Person A: ..."Let it go...let it go..."
But amidst all of the hype surrounding how spectacular the movie is and how great the twist is, it, like all things, has a hamartia (see how annoying that is? Rant on The Fault in Our Stars later on.).
And that, ladies and gentlemen, is the fact that the twist itself makes absolutely no sense.
If Hans even is a villain, he's a terrible one. At the start of the movie, when the two spontaneously fall in love, there are clear cheats in the narrative with moments of him smiling all good guy-like.
Furthermore, if he really was bad all along, wouldn't there be so many opportunities and circumstances in which he could have just ended it?
1. When Anna left him in charge of Arendelle, all he needed to do was bring on the dictatorship and rule the place. He never really needed to go after Anna...but instead he decides to leave. Why would you leave a kingdom you want to conquer to find a princess you don't even want to exist? She left you in charge, Hans! You had the whole kingdom in your grasp, and there was never really any point chasing after anyone. You could have sent your men away to find her and still look like a dutiful ruler to the people. Or you could screw dutiful ruler and take over. There is no point going after them, because they may as well have perished anyway, and there's no use trying to find Elsa either because if he's already in charge and she's not coming back, she poses no threat. And if she does come back, wouldn't he have the people of the city (and the weapons of the city) under his full control? Let bitter fates play their course, Hans! Don't you know anything about villain-ship?
2. The "I am evil because I need a sense of identity" excuse has gotten way old at this point.
3. Possibly the most tedious and facepalm-worthy line in the entire movie, I swear:
"You won't get away with this."
"...I already have."
I am unimpressed, Disney. U-n-i-m-p-r-e-s-s-e-d.
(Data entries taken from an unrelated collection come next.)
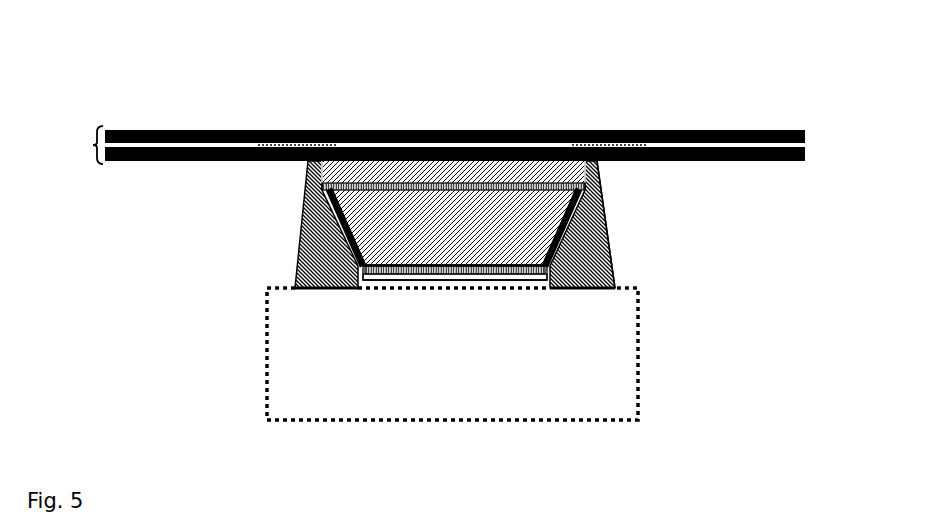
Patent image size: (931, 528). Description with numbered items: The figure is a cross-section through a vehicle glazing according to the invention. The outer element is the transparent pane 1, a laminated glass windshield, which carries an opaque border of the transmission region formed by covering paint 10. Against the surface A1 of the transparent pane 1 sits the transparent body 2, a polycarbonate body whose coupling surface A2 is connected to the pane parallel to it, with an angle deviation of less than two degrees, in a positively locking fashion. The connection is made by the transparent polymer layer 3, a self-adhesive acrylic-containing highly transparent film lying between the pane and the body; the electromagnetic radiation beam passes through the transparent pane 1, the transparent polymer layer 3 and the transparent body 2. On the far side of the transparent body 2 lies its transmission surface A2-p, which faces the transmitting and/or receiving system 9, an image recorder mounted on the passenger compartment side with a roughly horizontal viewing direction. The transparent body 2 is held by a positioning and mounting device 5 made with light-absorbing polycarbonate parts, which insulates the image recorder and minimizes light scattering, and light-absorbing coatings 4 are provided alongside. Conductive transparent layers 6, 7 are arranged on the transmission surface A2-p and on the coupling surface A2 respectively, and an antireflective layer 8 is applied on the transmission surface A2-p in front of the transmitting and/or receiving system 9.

The transparent pane 1 is at (435, 109).
The transparent body 2 is at (388, 259).
The transparent polymer layer 3 is at (375, 166).
The light-absorbing coatings 4 is at (330, 222).
The positioning and mounting device 5 is at (608, 252).
The conductive transparent layer 6 is at (411, 273).
The conductive transparent layer 7 is at (589, 230).
The antireflective layer 8 is at (441, 282).
The transmitting and/or receiving system 9 is at (545, 413).
The covering paint 10 is at (605, 130).
The surface of the transparent pane A1 is at (475, 127).
The coupling surface A2 is at (434, 173).
The transmission surface A2-p is at (473, 288).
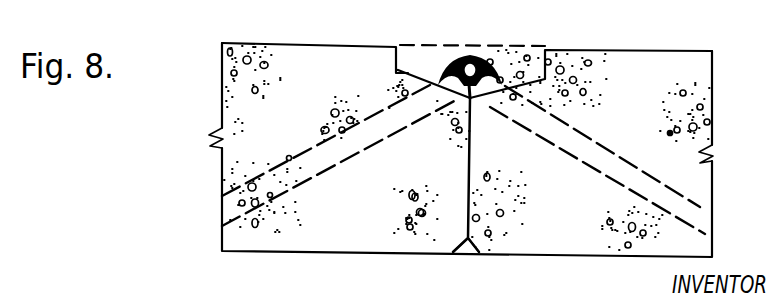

Yes, I admit that some elements of the movie were executed quite well. But I have to say, for a film that's so acclaimed, the entire basis the ending is founded upon is really fundamentally flawed. The villain turnaround is just out of the blue and completely out of place. The only acceptable explanation I will take is that Hans had multiple-personality disorder, or had a twin brother. Because frankly, that's the only way such inconsistent behaviour can be excused.